No se va a descubrir a estas alturas la torería de su magnífica cuadra; espectacular ese caballo torero y valiente que se llama Nazarí, con el que obligó a embestir a su manso primero y templó con singular elegancia; o la serenidad y técnica de Oro, que juega materialmente con el toro en una inusitada expresión de dominio. Esperó al quinto en la puerta de chiqueros para avivar su embestida, pero no fue posible. Al igual que en el otro, le costó un mundo que se moviera. A pesar de las dificultades, quebró y templó con Chalana, y divirtió con el número circense y poco torero de Morante, empeñado en morder al toro. Pinchó antes de cobrar un rejón caído y el usía dictaminó que no se abriera la puerta grande. Y, en verdad, el buen nivel mostrado no alcanzó, ni mucho menos, la excepcionalidad de un premio tan especial.

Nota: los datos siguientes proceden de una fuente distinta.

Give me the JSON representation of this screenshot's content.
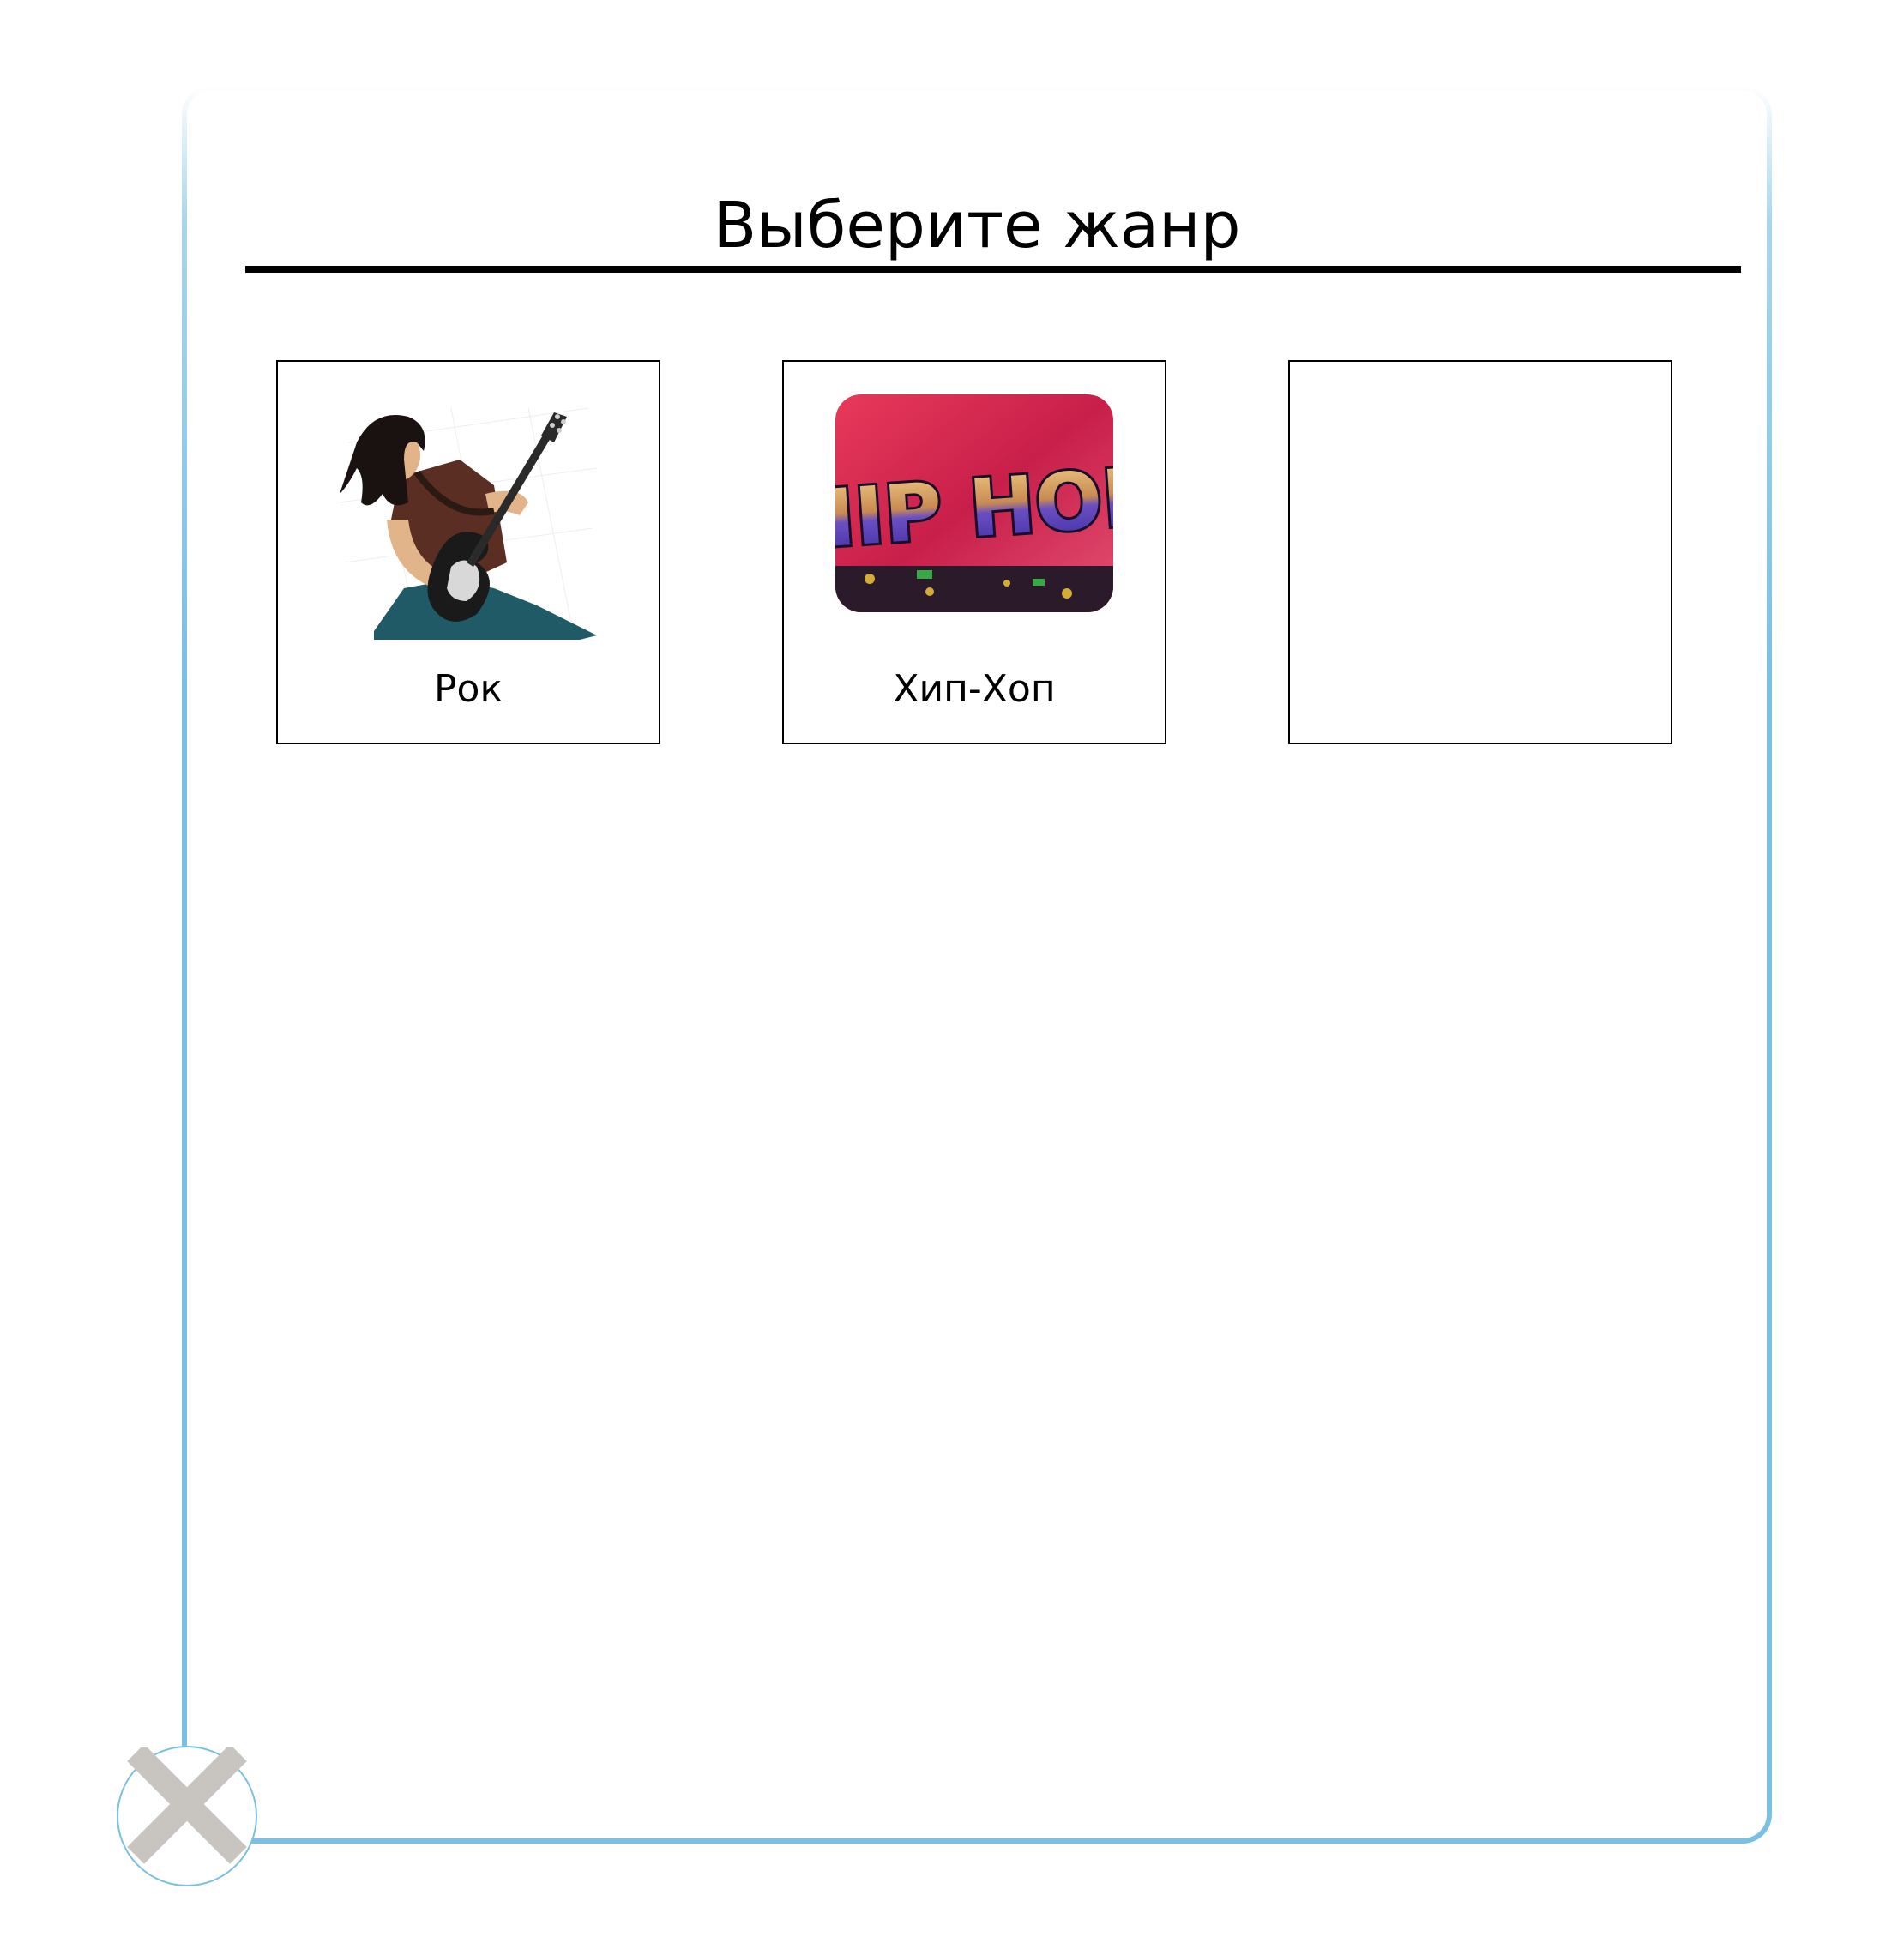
{
  "dialog": {
    "title": "Выберите жанр",
    "accent_color": "#7bbfe2"
  },
  "genres": [
    {
      "label": "Рок",
      "icon": "rock-guitarist-icon"
    },
    {
      "label": "Хип-Хоп",
      "icon": "hip-hop-graffiti-icon",
      "image_text": "HIP HOP"
    },
    {
      "label": "",
      "icon": ""
    }
  ],
  "close_button": {
    "icon": "close-icon",
    "color": "#c8c4c0"
  }
}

Peor suerte corrió Andy Cartagena a pesar de que el rápido fallecimiento de su primero le puso en bandeja un trofeo para el que no hizo más mérito que su profesionalidad y constancia. El animal se reculó en tablas de salida, y solo el llamativo baile de Pericalvo, que el público acompañaba con las palmas al estilo de lo que sucede en las reuniones de atletismo para animar a los saltadores, fue capaz de levantar el alicaído ánimo del respetable. Peor, si cabe, resultó el cuarto que barbeaba las tablas y huía despavorido, y solo con la ayuda inestimable de Cuco consiguió templarlo. No pudo redondear su actuación, pues no le respondió Ríogrande en los quiebros, ni el toro se mostró decidido a colaborar. En fin, que el denodado interés del rejoneador no fue suficiente y el silencio fue desolador tras la muerte del cuarto.

Y confirmó la alternativa Luis Valdenebro, todo espectacularidad e ímpetu juvenil, que también jugó con la desventaja de la mansedumbre, y puso de relieve que, al menos por el momento, le interesa más el rejoneo bullanguero que el clasicismo del toreo a caballo. Lo importante es que los arpones y las banderillas queden clavados, pero el cómo es el de menos. Y clavó mal, siempre a toro y caballo pasados, lo que tampoco parece importar mucho al público, y corrobora que el nivel de exigencia de los tendidos, aun en la plaza de Madrid, se ha diluido como la gaseosa.